It’s not an easy decision to make, and the thought process is normally triggered by one of two things. Firstly, you’ve just had your eyes tested again, found out you needed new glasses again, and it has cost you somewhere around an entire week’s wages, again, and you’re thinking I might just be better to pay once and have them ‘fixed’.
The other is usually seeing somebody you know who used to wear glasses now wandering around without them. After a few polite inquiries as to whether they’ve switched to contact lenses, you’ll get the tale of their eye surgery and you’ll find out it wasn’t nearly as bad as it sounds. But, it is quite a lot of money in one go, so the debate goes on in your head.
The truth is, it’s different for everybody. There are so many factors involved there just isn’t a simple yes or no answer that will suit every single individual. So, here’s a list of things to consider before you choose for yourself:
This has nothing to do with there being an upper age limit on eye surgery because there isn’t really one. The reason why age is a factor here is based on how much longer you’re going to be wearing glasses. If you are 20 you will be getting through many more pairs of glasses or contacts than if you ae 50. So, that needs to be factored in.
2. Your eye problem
If your eye problem is one that changes your quality of vision regularly (you need new lenses every 18-month visit) then there is a quality of life element to factor in besides cost on this one.
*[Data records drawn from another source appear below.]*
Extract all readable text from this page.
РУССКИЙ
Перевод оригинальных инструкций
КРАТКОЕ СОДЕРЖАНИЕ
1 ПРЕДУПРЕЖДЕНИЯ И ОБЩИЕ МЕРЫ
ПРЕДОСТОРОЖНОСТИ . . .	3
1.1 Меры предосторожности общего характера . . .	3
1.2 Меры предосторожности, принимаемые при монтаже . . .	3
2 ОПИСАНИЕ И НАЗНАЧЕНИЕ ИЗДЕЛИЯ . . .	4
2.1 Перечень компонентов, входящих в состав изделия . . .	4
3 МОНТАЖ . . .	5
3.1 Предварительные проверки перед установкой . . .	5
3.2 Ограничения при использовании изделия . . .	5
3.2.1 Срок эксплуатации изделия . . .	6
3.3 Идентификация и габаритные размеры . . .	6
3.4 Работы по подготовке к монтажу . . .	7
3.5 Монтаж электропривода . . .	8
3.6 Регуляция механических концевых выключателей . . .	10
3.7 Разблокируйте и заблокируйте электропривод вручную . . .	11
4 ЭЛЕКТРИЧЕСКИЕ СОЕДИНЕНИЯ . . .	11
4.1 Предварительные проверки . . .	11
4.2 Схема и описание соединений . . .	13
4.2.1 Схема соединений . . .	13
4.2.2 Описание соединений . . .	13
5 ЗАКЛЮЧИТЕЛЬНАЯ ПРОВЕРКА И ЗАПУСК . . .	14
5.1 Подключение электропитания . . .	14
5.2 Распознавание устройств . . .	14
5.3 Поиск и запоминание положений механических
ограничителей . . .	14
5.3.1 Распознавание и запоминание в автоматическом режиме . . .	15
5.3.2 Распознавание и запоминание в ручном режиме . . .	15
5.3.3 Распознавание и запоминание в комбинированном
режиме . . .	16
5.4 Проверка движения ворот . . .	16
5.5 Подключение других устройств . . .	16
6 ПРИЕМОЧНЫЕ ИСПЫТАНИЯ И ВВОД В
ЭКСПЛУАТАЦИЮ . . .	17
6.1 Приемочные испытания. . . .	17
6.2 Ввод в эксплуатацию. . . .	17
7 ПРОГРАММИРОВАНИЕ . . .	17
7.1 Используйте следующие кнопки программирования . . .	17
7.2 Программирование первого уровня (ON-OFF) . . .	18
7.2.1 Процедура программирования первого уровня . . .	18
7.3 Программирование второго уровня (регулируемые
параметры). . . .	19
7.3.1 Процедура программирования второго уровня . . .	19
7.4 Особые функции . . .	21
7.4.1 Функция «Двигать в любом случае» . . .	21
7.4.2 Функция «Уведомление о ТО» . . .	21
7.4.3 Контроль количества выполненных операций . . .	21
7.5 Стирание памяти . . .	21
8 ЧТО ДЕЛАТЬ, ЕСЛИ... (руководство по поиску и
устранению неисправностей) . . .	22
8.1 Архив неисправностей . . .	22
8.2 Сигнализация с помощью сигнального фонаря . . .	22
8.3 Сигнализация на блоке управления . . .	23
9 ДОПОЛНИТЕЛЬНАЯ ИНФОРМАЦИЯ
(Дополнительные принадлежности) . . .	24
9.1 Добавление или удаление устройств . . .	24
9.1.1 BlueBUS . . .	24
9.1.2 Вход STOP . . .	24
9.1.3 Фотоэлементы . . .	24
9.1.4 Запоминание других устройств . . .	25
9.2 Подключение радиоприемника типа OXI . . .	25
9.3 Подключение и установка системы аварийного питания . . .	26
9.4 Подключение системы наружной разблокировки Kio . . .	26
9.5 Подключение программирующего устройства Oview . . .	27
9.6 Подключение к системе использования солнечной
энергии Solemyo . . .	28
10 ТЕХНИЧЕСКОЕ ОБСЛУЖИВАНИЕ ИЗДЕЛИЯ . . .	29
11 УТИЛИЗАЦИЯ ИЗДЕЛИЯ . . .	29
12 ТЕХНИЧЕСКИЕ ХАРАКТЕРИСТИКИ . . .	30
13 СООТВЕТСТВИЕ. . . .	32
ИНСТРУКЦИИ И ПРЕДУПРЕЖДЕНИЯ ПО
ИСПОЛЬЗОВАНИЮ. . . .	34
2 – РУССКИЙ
Continuously deteriorating eyesight is bound to have mental health implications, as well as affecting confidence and the ability to work.
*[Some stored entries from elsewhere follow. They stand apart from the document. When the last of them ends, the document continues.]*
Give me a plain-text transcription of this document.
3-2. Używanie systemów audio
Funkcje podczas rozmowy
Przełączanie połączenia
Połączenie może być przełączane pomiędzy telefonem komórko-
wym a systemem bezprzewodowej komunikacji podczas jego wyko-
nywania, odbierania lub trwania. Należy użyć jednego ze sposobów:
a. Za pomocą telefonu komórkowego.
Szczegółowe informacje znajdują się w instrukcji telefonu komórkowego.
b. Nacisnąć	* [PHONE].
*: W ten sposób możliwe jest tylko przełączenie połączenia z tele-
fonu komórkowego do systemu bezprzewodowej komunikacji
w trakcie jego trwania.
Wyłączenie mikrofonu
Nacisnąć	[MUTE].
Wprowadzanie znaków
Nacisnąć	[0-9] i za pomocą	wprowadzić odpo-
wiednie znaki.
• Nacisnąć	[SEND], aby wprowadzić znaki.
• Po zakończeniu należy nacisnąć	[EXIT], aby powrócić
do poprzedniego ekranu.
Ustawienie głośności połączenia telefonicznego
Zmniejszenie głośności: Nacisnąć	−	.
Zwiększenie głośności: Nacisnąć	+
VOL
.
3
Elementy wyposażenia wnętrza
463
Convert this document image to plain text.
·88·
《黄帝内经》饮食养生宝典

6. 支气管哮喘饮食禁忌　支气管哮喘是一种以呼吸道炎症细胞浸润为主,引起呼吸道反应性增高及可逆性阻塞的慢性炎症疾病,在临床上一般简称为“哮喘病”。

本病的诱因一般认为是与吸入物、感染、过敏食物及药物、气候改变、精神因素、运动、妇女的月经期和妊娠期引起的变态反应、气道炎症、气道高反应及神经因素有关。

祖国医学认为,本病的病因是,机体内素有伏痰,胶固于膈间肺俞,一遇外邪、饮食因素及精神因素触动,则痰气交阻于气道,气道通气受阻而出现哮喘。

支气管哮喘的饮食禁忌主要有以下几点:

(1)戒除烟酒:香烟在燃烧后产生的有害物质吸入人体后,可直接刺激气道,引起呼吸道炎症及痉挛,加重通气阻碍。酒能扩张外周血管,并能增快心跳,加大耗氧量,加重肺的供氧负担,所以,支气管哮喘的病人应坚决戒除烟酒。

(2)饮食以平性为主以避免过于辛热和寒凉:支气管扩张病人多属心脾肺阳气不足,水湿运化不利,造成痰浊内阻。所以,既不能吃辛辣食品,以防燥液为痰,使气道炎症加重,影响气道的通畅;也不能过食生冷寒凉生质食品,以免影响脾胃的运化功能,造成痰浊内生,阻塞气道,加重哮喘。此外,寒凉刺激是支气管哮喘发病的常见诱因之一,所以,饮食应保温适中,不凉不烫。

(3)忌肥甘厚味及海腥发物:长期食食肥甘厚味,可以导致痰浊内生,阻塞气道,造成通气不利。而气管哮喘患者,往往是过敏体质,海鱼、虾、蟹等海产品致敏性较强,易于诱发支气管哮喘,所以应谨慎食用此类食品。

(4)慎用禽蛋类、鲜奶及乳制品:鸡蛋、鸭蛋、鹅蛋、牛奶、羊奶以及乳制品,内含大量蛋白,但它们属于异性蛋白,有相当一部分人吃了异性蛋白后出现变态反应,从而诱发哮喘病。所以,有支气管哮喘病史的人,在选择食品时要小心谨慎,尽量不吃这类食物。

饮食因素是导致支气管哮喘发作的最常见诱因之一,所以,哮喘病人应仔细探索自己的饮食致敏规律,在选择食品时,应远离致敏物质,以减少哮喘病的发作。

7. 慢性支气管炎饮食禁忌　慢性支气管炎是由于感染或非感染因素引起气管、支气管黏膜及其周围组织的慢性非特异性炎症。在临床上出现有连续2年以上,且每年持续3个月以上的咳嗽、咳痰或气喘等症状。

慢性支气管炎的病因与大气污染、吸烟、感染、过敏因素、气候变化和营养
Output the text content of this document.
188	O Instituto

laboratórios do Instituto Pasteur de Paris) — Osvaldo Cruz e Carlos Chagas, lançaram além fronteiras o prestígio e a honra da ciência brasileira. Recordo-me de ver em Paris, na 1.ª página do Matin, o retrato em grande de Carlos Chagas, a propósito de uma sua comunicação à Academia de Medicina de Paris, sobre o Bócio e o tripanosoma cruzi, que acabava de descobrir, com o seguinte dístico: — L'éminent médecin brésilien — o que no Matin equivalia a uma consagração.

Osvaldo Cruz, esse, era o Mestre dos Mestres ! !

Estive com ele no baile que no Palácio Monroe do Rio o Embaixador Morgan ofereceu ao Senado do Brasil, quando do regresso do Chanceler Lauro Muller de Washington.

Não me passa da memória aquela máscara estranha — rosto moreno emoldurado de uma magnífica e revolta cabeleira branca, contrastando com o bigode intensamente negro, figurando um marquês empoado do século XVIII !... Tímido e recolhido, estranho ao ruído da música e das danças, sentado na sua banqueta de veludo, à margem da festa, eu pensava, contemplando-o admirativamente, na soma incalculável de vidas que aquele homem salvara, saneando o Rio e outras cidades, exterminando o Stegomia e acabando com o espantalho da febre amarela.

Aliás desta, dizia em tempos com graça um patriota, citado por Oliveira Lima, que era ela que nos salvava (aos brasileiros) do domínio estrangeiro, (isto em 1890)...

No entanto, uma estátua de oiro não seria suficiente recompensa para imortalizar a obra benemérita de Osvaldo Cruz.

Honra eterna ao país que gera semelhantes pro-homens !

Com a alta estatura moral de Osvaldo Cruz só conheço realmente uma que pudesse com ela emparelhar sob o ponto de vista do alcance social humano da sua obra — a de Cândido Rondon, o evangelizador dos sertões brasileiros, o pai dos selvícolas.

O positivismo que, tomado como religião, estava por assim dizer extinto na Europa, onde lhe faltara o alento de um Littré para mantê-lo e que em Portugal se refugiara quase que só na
Many people continue to wear glasses because they have fears about the procedures involved. However, many of the myths associated with eye surgery are based more on gossip than reality. For example, patients who had misgivings before cataract surgery wished they had done it earlier when asked afterward, having felt no discomfort during the procedure.
While eye surgery seems to have ticked all of the boxes so far, there is one more major factor to consider, and that’s cost. Although sitting down and working out you’ll be paying out on glasses or contacts over the coming years will give you a headache, it is spread out over many visits to the opticians.
Eye surgery is more money in one go, and that often means that surgery is avoided until there is very little choice in the matter. After all, it is hard to save if you’re paying out for new glasses all of the time.
Whether you bite the bullet and find the finance for the surgery or keep up the daily use of glasses or contacts (or both), hopefully this article has given you a few pointers to finding the best way forward for you.